Then Jeremiah said to Zedekiah, “Thus says the Lord, the God of hosts, the God of Israel: If you will surrender to the officials of the king of Babylon, then your life shall be spared, and this city shall not be burned with fire, and you and your house shall live.” Jeremiah 38:17
No doubt about it, King Zedekiah had not followed God’s laws, nor had he really listened to the voice of God through Jeremiah. he had sent his people down the wrong path. Now the enemy was knocking at the door, coming to take them all into exile, or worse, slaughter them. Yet Jeremiah says if the king accepts the punishment, God will spare him, his people and Jerusalem – all the important things.
What can we learn from this? God is a forgiving God if we turn from wrong and seek Him for what is right. But there are still consequences for our actions. Scenes need to play out. We set the ball in motion. Ask any prisoner who has found Christ if the cell doors suddenly flew open, their sentence erased and they walked out freely into the world no questions asked. Of course not. If they were incarcerated fairly as a punishment for something they did, there are consequences for their actions.

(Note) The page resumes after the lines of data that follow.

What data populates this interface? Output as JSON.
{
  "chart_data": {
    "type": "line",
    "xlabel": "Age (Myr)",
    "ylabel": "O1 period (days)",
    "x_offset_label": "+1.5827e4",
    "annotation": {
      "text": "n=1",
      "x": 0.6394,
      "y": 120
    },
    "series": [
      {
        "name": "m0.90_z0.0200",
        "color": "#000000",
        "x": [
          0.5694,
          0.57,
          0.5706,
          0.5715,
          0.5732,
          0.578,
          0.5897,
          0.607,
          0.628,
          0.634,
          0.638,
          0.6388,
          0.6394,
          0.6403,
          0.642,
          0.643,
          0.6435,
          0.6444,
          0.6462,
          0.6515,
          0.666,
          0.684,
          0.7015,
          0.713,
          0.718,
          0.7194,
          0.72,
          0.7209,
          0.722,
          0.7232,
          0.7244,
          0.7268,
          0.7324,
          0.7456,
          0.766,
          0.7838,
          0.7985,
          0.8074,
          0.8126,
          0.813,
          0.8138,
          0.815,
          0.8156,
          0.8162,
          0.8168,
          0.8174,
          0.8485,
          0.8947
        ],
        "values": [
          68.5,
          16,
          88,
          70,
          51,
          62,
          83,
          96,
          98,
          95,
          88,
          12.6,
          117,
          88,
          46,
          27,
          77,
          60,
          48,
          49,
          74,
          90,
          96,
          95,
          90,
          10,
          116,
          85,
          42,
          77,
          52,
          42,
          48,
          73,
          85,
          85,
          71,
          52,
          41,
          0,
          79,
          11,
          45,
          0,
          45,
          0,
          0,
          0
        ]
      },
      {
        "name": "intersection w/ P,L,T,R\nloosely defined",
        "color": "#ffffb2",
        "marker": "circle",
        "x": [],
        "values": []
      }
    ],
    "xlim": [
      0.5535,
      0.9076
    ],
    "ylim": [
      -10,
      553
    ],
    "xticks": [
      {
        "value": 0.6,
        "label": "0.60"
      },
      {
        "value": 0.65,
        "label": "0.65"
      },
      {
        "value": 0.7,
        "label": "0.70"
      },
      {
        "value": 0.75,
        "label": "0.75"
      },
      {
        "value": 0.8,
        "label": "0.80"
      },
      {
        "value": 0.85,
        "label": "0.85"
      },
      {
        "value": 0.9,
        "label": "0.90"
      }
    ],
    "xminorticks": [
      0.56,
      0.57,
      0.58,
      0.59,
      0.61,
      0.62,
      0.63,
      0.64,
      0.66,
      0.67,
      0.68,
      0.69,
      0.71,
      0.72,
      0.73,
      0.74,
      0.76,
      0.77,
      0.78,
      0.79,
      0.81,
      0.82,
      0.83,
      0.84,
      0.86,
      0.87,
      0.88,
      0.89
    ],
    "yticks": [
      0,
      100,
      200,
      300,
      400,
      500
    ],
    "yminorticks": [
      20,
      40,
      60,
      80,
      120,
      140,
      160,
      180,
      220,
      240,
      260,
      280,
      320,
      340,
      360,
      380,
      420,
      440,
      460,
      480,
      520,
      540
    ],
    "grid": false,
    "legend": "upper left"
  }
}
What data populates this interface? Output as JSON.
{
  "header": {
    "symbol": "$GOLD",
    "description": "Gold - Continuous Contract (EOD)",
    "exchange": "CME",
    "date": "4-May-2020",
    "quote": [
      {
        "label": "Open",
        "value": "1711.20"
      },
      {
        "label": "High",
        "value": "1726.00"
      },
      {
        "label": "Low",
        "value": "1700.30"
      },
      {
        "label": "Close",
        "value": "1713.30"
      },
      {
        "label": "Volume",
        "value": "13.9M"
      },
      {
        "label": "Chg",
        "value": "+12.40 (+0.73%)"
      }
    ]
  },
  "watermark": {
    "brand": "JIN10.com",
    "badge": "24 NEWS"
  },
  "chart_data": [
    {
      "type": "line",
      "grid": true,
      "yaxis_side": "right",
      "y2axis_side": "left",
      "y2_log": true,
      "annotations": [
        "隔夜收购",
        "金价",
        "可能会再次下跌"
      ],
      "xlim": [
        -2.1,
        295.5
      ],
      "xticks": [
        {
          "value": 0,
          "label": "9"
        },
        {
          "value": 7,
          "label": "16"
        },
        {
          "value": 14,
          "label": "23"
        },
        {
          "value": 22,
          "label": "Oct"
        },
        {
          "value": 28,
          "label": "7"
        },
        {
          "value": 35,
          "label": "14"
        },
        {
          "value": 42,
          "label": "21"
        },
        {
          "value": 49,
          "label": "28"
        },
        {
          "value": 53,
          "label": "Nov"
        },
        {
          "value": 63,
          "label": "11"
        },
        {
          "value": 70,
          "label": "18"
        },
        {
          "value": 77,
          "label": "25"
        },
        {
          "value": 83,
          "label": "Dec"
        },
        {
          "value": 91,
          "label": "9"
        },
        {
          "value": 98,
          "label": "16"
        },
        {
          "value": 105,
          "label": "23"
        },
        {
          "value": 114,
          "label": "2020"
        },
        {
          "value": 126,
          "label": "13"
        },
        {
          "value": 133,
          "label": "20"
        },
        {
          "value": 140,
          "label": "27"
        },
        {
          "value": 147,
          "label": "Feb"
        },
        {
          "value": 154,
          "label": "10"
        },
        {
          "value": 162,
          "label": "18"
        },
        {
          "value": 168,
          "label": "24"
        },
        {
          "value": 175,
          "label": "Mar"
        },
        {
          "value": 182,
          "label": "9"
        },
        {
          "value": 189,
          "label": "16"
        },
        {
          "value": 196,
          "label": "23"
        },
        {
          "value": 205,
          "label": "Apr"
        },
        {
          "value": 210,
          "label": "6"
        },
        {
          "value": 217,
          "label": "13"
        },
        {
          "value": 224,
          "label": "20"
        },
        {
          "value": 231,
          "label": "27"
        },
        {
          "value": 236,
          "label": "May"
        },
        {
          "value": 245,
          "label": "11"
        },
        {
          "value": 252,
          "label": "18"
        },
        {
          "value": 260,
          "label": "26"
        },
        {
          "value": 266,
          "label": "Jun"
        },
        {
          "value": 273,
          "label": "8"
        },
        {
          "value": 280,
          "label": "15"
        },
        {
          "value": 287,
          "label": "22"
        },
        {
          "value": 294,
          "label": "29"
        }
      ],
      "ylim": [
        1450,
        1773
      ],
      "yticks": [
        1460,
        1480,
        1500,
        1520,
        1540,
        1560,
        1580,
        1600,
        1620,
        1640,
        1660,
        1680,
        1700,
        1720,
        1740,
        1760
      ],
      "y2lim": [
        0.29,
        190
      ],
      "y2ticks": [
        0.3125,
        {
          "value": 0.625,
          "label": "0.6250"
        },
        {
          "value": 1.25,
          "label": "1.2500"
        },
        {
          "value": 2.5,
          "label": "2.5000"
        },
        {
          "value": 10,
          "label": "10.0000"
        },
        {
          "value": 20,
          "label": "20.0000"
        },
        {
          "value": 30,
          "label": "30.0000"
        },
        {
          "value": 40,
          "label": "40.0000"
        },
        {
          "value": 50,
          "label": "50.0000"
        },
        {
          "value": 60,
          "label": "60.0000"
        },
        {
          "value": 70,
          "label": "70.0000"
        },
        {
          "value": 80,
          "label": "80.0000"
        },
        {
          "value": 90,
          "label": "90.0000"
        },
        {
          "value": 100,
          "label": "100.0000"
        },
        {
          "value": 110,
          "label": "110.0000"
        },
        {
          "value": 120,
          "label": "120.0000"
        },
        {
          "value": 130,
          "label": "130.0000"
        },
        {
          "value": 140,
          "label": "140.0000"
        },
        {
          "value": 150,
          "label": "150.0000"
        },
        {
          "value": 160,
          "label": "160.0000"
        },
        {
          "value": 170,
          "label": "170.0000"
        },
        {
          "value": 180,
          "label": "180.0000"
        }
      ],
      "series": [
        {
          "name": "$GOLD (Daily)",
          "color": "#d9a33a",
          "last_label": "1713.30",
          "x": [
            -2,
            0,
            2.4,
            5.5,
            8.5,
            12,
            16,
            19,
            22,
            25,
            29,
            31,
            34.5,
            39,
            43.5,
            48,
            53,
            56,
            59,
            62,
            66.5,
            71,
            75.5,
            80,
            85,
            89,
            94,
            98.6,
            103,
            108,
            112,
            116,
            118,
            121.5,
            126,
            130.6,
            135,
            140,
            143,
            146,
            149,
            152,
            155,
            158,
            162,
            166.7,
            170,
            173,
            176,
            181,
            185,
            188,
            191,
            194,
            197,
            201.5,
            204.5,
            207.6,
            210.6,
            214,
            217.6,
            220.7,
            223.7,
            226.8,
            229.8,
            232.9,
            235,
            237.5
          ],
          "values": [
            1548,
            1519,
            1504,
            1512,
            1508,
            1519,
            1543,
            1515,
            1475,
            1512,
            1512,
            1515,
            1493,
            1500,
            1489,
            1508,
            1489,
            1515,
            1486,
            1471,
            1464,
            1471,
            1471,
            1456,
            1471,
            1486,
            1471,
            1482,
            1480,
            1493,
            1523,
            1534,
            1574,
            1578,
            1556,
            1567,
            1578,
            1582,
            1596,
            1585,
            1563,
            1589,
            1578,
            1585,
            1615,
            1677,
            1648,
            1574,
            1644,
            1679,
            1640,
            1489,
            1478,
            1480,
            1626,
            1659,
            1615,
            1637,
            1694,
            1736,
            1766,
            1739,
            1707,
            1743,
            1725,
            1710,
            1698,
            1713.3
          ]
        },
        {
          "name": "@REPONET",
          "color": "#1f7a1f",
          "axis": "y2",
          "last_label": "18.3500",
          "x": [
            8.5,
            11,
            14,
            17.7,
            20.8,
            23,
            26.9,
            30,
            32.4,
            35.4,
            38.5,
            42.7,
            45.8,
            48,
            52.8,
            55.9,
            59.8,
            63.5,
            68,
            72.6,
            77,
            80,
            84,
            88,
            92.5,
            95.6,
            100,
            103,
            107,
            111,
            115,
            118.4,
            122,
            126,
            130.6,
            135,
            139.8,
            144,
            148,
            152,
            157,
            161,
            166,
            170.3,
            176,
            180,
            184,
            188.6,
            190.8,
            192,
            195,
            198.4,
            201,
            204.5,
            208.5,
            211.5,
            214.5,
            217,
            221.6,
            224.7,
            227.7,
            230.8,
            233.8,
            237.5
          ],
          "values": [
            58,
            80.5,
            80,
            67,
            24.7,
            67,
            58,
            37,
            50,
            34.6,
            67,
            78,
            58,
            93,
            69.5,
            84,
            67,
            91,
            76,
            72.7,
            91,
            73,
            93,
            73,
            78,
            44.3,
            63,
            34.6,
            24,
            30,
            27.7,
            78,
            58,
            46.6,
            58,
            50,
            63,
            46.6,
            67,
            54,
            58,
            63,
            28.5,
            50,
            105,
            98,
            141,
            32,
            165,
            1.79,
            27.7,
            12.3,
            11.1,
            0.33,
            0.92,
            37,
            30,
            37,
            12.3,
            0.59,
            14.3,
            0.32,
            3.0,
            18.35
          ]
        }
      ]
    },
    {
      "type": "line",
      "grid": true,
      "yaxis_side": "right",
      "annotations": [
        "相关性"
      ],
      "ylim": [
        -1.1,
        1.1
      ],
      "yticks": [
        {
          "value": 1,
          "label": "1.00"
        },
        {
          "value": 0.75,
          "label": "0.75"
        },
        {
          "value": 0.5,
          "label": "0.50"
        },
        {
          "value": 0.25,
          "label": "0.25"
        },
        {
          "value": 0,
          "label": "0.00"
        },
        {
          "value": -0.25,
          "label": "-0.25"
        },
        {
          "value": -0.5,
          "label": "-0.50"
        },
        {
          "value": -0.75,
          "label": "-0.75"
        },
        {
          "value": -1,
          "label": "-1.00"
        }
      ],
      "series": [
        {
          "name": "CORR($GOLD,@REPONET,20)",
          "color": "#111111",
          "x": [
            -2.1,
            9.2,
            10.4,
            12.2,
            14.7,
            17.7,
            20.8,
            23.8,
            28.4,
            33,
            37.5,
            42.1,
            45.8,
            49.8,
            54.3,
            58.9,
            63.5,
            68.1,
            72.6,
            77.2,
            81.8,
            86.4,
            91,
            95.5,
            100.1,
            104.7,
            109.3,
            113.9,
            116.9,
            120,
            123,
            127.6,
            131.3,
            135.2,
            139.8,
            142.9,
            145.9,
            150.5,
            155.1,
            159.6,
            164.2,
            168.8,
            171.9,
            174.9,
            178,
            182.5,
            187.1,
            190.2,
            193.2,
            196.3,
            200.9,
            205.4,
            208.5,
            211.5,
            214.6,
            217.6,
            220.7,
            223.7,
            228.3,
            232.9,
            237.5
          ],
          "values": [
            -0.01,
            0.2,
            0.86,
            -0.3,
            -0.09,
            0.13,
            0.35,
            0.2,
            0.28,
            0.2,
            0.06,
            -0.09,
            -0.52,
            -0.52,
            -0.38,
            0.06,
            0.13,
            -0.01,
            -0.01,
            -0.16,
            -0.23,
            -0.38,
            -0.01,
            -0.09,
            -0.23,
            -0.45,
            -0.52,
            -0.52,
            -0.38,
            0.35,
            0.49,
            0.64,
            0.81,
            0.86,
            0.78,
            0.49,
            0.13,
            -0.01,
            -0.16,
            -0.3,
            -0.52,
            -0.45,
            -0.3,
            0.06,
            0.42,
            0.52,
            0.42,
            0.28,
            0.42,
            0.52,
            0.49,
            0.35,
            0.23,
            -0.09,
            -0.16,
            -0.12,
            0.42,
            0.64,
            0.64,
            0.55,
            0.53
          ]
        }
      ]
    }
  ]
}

But that doesn’t mean God has not forgiven them, that their soul is imprisoned. It doesn’t mean God won’t protect them during their sentence and protect their family as well. It doesn’t mean they won’t have peace in captivity, learn more about God and be with Him someday in Paradise forever. It does mean even in the most difficult of circumstances, often of our own doing, there can be blessings.
Often times we want a do-over. We want God to fix it, take it away, or rewind the tape. If only we had not said or acted in that way, things would be different. But there are consequences. What can happen is that while we are captive to the results of our own doing, we can grow in knowledge of who God is, rely on Him more, renew our strength, and remain calm and protected while the storms rage around us.
We can also rely on His promise that there is light in the darkness, sunshine after the storm, and the damage is not forever. Healing can take place, families and relationships restored, or hearts mended. How and when is up to God. We just have His promise, just like Zedekiah, that if we yield to Him, even during the exile, we will be okay.